Sunday, September 25, 2011

When cats pray


This is just too funny - though a bit disturbing, too, considering the source. If you want a good laugh - or to consider the sad state of the American magazine industry these days - read it. It's short.

But I'll still post an excerpt here:
Yes, in case you didn’t know it, when your cat is off staring into space, she’s not just chilling, or contemplating an impending nap or meal: she’s praying!  Or so says Dr. Pamela Gerloff, Ed.D, woomeister, and columnist at Psychology Today. I haven’t read that magazine for years, but it seems to be going the Deepakian route, with Gerloff’s columns (she’s nicknamed “Possibility Pamela” in her profile) doing everything they can to justify a supernatural world beyond our own.  I deal with that on a daily basis, but the idea of praying cats, which Gerloff floats in a piece called “When cats pray: how our feline friends uplift the world,” is simply too much (my emphasis):
The other day, as I was dusting off a little glass shelf that had been my mother’s, I inadvertently bumped one of the tiny figurines on it–one of a set of blue and white china elephants she had once given me. The disturbance sent all the beloved creatures toppling. As I juggled to keep the whole shelf from falling, I felt a flash of frustration move through me; I might have been tempted to utter a censorable word, except that just at that instant my eyes caught Miss Kitty’s. Sitting motionless on the footstool next to me, her inward gaze shifted outward ever so slightly, just enough to neutrally observe my agitated state.

Instantly, the contrast in our inner experiences became palpable to me and I had a sudden insight. “Why, she’s praying,” I thought, as my mind fell into the calm oasis of her silent meditation. In that moment I recalled something my mother had once said many years ago. It was a musing-aloud about how maybe the world seemed to be in increasingly bad shape because there were fewer and fewer monks and nuns spending time in seclusion praying.

. . . Prayer, contemplation, and meditation done for extended periods of time naturally result in increased inner peace, which then radiates outward, positively affecting the entire environment. This is what I felt in Miss Kitty. As I paused to experience the stillness in which she was immersed, an image entered my mind–an image of a global feline force that daily nourishes and sustains us all. Millions of cats throughout the world quietly doing their spiritual duty, emanating peace and contentment. ...

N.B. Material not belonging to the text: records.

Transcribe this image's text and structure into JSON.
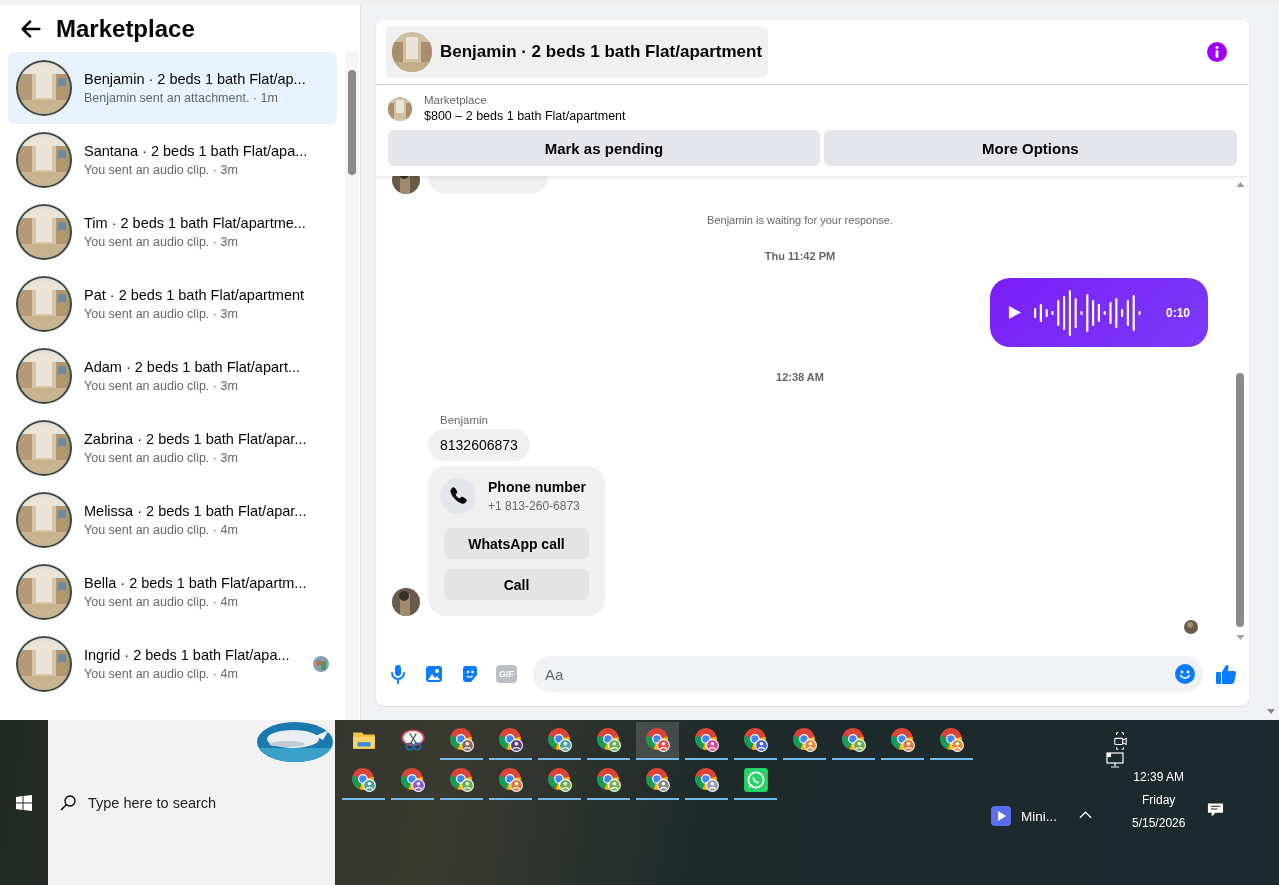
{
  "sidebar": {
    "title": "Marketplace",
    "conversations": [
      {
        "name_line": "Benjamin · 2 beds 1 bath Flat/ap...",
        "preview": "Benjamin sent an attachment. · 1m",
        "selected": true,
        "seen": false
      },
      {
        "name_line": "Santana · 2 beds 1 bath Flat/apa...",
        "preview": "You sent an audio clip. · 3m",
        "selected": false,
        "seen": false
      },
      {
        "name_line": "Tim · 2 beds 1 bath Flat/apartme...",
        "preview": "You sent an audio clip. · 3m",
        "selected": false,
        "seen": false
      },
      {
        "name_line": "Pat · 2 beds 1 bath Flat/apartment",
        "preview": "You sent an audio clip. · 3m",
        "selected": false,
        "seen": false
      },
      {
        "name_line": "Adam · 2 beds 1 bath Flat/apart...",
        "preview": "You sent an audio clip. · 3m",
        "selected": false,
        "seen": false
      },
      {
        "name_line": "Zabrina · 2 beds 1 bath Flat/apar...",
        "preview": "You sent an audio clip. · 3m",
        "selected": false,
        "seen": false
      },
      {
        "name_line": "Melissa · 2 beds 1 bath Flat/apar...",
        "preview": "You sent an audio clip. · 4m",
        "selected": false,
        "seen": false
      },
      {
        "name_line": "Bella · 2 beds 1 bath Flat/apartm...",
        "preview": "You sent an audio clip. · 4m",
        "selected": false,
        "seen": false
      },
      {
        "name_line": "Ingrid · 2 beds 1 bath Flat/apa...",
        "preview": "You sent an audio clip. · 4m",
        "selected": false,
        "seen": true
      }
    ]
  },
  "chat": {
    "title": "Benjamin · 2 beds 1 bath Flat/apartment",
    "listing": {
      "label": "Marketplace",
      "price_line": "$800 – 2 beds 1 bath Flat/apartment"
    },
    "actions": [
      "Mark as pending",
      "More Options"
    ],
    "messages": [
      {
        "kind": "notice",
        "text": "Benjamin is waiting for your response."
      },
      {
        "kind": "time",
        "text": "Thu 11:42 PM"
      },
      {
        "kind": "audio",
        "duration": "0:10"
      },
      {
        "kind": "time",
        "text": "12:38 AM"
      },
      {
        "kind": "sender",
        "text": "Benjamin"
      },
      {
        "kind": "text",
        "text": "8132606873"
      },
      {
        "kind": "contact",
        "title": "Phone number",
        "number": "+1 813-260-6873",
        "buttons": [
          "WhatsApp call",
          "Call"
        ]
      }
    ],
    "composer": {
      "placeholder": "Aa",
      "gif_label": "GIF"
    }
  },
  "taskbar": {
    "search_placeholder": "Type here to search",
    "apps": [
      {
        "kind": "folder",
        "running": false,
        "active": false
      },
      {
        "kind": "snip",
        "running": false,
        "active": false
      },
      {
        "kind": "chrome",
        "running": true,
        "active": false,
        "color": "#8a6d5a"
      },
      {
        "kind": "chrome",
        "running": true,
        "active": false,
        "color": "#5a3d7a"
      },
      {
        "kind": "chrome",
        "running": true,
        "active": false,
        "color": "#4aa3a0"
      },
      {
        "kind": "chrome",
        "running": true,
        "active": false,
        "color": "#6ab04c"
      },
      {
        "kind": "chrome",
        "running": true,
        "active": true,
        "color": "#e05050"
      },
      {
        "kind": "chrome",
        "running": true,
        "active": false,
        "color": "#d04a9a"
      },
      {
        "kind": "chrome",
        "running": true,
        "active": false,
        "color": "#4a6ad0"
      },
      {
        "kind": "chrome",
        "running": true,
        "active": false,
        "color": "#e08a3a"
      },
      {
        "kind": "chrome",
        "running": true,
        "active": false,
        "color": "#6ab04c"
      },
      {
        "kind": "chrome",
        "running": true,
        "active": false,
        "color": "#e07a3a"
      },
      {
        "kind": "chrome",
        "running": true,
        "active": false,
        "color": "#e0903a"
      },
      {
        "kind": "chrome",
        "running": true,
        "active": false,
        "color": "#4aa3a0"
      },
      {
        "kind": "chrome",
        "running": true,
        "active": false,
        "color": "#8a5ad0"
      },
      {
        "kind": "chrome",
        "running": true,
        "active": false,
        "color": "#6ab04c"
      },
      {
        "kind": "chrome",
        "running": true,
        "active": false,
        "color": "#e07a3a"
      },
      {
        "kind": "chrome",
        "running": true,
        "active": false,
        "color": "#6ab04c"
      },
      {
        "kind": "chrome",
        "running": true,
        "active": false,
        "color": "#7ab05c"
      },
      {
        "kind": "chrome",
        "running": true,
        "active": false,
        "color": "#8a8a8a"
      },
      {
        "kind": "chrome",
        "running": true,
        "active": false,
        "color": "#9aa0b0"
      },
      {
        "kind": "whatsapp",
        "running": true,
        "active": false
      }
    ],
    "tray": {
      "app_label": "Mini...",
      "time": "12:39 AM",
      "day": "Friday",
      "date": "5/15/2026"
    }
  }
}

What happens when we absorb their state?  We start napping 18 hours a day and demanding that others serve our needs—bringing us food and cleaning our toilets.

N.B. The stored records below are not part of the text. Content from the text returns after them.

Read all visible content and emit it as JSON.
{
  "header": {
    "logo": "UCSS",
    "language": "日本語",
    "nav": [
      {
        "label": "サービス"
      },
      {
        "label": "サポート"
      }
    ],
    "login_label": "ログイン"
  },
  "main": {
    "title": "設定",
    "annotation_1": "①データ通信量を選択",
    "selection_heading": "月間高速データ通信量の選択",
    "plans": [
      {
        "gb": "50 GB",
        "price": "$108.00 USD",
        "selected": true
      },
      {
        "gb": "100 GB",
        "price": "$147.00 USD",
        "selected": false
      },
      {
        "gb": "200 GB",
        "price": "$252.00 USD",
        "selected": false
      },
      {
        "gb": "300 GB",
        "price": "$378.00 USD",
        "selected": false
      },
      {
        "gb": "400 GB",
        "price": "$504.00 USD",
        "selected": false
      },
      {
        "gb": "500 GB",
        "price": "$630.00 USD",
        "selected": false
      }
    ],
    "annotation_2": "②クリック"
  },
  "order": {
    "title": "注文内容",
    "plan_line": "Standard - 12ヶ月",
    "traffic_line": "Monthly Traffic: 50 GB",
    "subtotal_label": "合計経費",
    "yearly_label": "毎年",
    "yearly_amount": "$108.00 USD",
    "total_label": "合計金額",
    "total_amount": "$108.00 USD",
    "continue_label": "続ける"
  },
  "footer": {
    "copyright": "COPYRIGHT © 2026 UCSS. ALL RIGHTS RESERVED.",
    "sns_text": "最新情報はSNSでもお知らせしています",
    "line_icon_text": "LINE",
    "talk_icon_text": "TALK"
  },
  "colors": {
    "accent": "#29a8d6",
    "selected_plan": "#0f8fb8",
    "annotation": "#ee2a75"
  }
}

I look forward to Gerloff’s next piece on Feline Woo: “When cats spray: how our feline friends teach us to leave our mark on the world.”

Hilarious, don't you think? But troubling, too. That "praying cat" post was at a blog at the Psychology Today website, and I'm not sure if it was in the magazine itself. But either way, it's disgraceful.

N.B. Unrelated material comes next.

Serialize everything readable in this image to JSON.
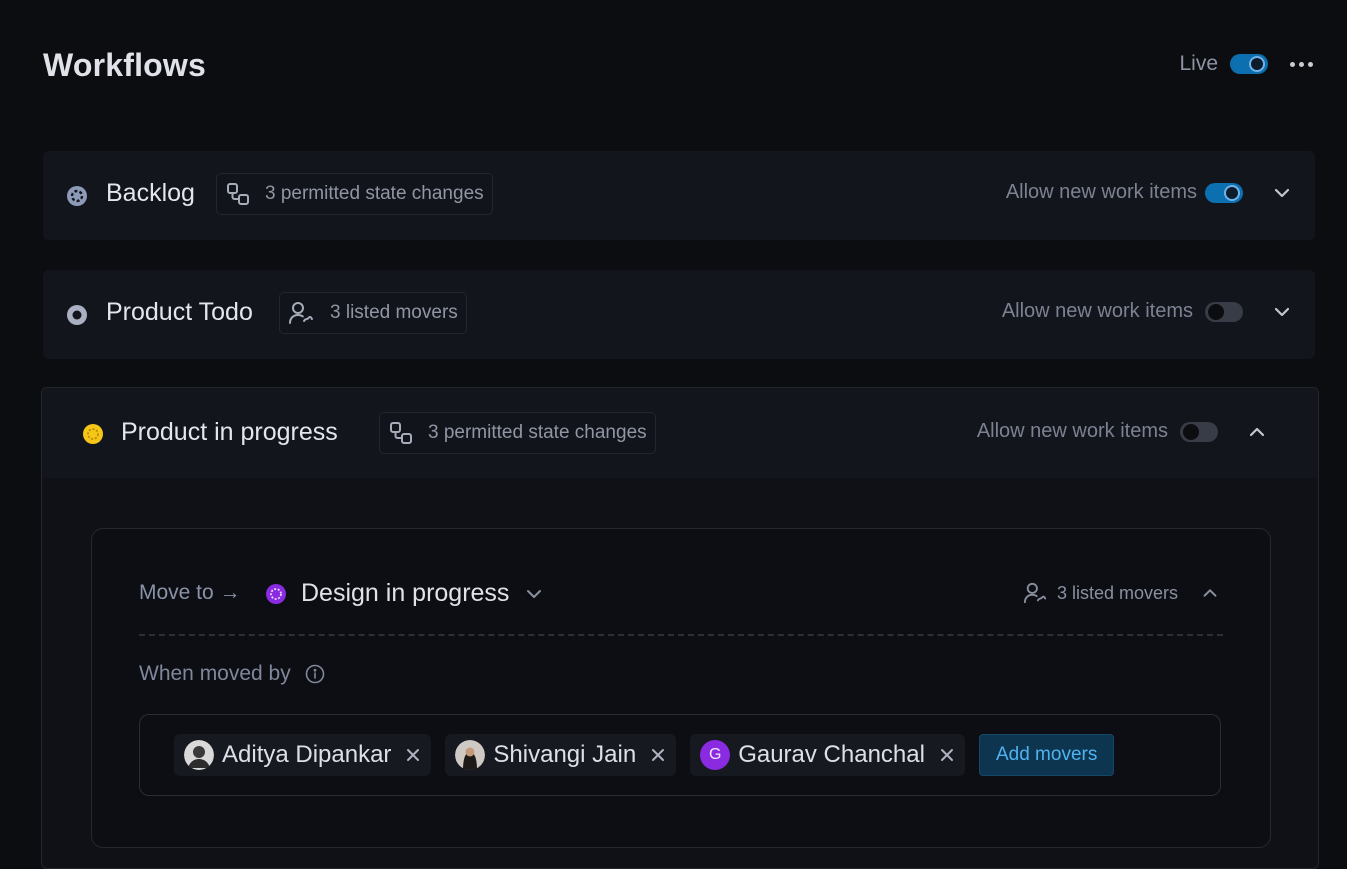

And I'd never heard of an Ed.D., but apparently it indicates a "doctor of education," equivalent to a Ph.D. (a doctor of philosophy) in education. So maybe "Possibility Pamela" isn't a complete moron, though you'd never guess it from that post.

Oh, and I must note that I enjoyed this comment by "Luke Scientiae":
My cat brings in mice on a regular basis and leaves their disemboweled carcasses lying around.

Would that be because “cats haven’t forgotten, even after thousands of years of domestication” that ritual sacrifice can appease the gods?